With more than one-third of advisors over the age of 55, hundreds of thousands of books will be “passed” in the next 10 years. But they needn’t be passed so casually. With a little planning, you can walk away with more than just a handshake for the book of business you’ve worked so hard to build.
As I mentioned in my last post, best practice banks and brokerage firms are taking the transitioning of business to a new generation of advisors very seriously. In addition to pairing senior advisors with junior ones, they’re putting in place sun-setting programs to reward retiring advisors for their books of business, according to Boston-based research firm Aite Group.
Whether or not you work for a best practice firm, it pays to manage your book to maximize its value, says Todd Colbeck, president of Colbeck Coaching Group. The first step in that process is to make sure that you are increasing your recurring revenue, which is given more weight in book valuations. You should also cull your book annually and “keep moving high-value clients higher and higher,” he says. In other words, it’s better to manage $40 million in AUM for 150 clients than for 1,000 clients. “Eighty percent of revenues come from 20 percent of clients,” Colbeck often reminds advisors.
Another tip, he says, is to find out what the bank is going to reward you for. For example, the bank might reward you for achieving client retention goals or high client loyalty scores. If that’s the case, be sure to keep track of your customer retention and loyalty scores. It might land you a bonus and longer-term will boost the value of your book.
It’s not all about financial capital, though. In managing your book of business, don’t forget the value of your intellectual capital, something Colbeck defines as “what you and your staff know that your clients either don’t know or don’t have time to implement.” This includes the systems and processes you have in place to service clients, everything from appointment to proprietary sales and marketing systems. Advisors should document all systems and processes in “some kind of manual,” so as to capture the value of the intellectual capital invested in the business, says Colbeck.
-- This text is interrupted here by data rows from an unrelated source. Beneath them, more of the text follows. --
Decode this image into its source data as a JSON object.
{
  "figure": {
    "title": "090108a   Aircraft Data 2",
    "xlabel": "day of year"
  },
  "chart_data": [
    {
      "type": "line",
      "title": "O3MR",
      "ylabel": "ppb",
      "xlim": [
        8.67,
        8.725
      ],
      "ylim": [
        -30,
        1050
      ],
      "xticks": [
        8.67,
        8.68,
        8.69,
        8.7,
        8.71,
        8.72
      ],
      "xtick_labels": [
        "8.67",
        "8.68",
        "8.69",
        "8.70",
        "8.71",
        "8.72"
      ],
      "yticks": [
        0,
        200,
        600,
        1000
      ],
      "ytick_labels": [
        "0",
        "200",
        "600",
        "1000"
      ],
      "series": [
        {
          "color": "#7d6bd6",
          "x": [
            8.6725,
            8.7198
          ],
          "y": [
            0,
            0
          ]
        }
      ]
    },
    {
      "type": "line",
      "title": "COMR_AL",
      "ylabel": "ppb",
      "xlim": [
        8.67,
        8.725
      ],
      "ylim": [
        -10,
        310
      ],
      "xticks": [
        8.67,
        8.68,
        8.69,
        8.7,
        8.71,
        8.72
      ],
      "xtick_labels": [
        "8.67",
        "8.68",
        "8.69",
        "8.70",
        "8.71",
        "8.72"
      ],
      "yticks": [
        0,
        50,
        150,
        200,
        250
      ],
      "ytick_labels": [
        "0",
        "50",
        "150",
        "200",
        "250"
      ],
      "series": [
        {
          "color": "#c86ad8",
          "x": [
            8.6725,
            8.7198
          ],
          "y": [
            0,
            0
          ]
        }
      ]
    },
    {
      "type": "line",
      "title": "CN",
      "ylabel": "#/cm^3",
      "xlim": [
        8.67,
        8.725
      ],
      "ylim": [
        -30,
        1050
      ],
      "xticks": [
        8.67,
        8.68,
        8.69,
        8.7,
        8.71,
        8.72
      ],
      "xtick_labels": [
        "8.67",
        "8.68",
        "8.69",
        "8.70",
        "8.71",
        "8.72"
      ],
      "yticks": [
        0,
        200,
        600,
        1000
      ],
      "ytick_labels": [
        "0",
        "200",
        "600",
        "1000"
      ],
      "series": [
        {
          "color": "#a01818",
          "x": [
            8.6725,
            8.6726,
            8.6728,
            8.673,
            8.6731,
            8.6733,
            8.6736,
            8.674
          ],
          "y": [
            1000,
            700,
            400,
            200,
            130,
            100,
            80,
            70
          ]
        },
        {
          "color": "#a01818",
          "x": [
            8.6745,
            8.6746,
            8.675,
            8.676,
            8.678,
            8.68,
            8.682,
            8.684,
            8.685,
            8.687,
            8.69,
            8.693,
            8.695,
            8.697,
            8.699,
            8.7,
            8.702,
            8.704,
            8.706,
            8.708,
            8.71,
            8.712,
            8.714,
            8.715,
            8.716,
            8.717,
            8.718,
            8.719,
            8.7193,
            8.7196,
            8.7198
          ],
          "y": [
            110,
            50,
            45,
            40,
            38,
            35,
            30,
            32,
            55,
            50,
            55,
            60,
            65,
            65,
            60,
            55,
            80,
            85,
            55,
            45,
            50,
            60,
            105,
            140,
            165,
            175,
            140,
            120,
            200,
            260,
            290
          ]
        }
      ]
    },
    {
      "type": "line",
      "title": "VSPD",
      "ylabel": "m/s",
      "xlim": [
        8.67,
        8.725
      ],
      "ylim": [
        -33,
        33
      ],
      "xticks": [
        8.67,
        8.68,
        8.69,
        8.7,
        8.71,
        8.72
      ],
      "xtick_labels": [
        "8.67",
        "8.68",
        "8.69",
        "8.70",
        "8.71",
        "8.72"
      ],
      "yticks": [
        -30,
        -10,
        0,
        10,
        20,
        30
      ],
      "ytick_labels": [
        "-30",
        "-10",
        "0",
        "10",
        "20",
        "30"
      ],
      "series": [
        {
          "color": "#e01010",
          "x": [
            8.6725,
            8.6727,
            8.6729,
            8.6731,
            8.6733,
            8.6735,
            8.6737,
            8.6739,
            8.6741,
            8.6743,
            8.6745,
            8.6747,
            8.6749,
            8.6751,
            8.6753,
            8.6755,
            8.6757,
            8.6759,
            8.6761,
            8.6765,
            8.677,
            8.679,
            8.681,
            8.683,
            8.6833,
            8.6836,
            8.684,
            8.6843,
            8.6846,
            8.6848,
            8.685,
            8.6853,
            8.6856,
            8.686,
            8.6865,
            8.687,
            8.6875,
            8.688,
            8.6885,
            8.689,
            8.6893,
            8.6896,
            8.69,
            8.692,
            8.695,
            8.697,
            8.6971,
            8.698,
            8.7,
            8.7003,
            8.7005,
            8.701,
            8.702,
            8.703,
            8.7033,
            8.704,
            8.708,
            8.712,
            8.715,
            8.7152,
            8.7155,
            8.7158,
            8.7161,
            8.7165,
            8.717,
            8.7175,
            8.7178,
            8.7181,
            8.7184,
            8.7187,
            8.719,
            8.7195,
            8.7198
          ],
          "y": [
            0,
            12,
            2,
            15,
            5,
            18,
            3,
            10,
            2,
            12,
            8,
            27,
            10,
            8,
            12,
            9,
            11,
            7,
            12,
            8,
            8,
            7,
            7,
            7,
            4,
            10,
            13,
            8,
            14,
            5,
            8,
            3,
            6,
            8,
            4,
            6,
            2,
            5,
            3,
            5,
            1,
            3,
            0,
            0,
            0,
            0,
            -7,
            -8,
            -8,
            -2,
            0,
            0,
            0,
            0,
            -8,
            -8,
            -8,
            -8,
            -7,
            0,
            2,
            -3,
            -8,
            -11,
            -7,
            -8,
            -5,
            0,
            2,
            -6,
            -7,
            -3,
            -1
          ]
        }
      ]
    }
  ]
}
One of the most important steps in monetizing your book of business is choosing a successor. Having someone in place to take over your accounts helps ensure a smooth transition and increases the likelihood that the business will stay at the bank, important when negotiating a possible payout with your employer.
Colbeck urges advisors to choose their successors two to three years in advance. This gives advisors sufficient time to groom their successors and more importantly allows the new advisors and clients to become acquainted.
If your bank is of the old school “here’s a handshake” variety and doesn’t compensate retiring advisors, you might be wondering what’s the point of all this trouble. Simply this: It makes sense to manage your book as efficiently as possible, regardless of whether there’s a reward at the finish line. Besides, you never know what might happen by the time you retire. Your bank might change its mind and bring it policies up to best practice standards. It’s best to be ready.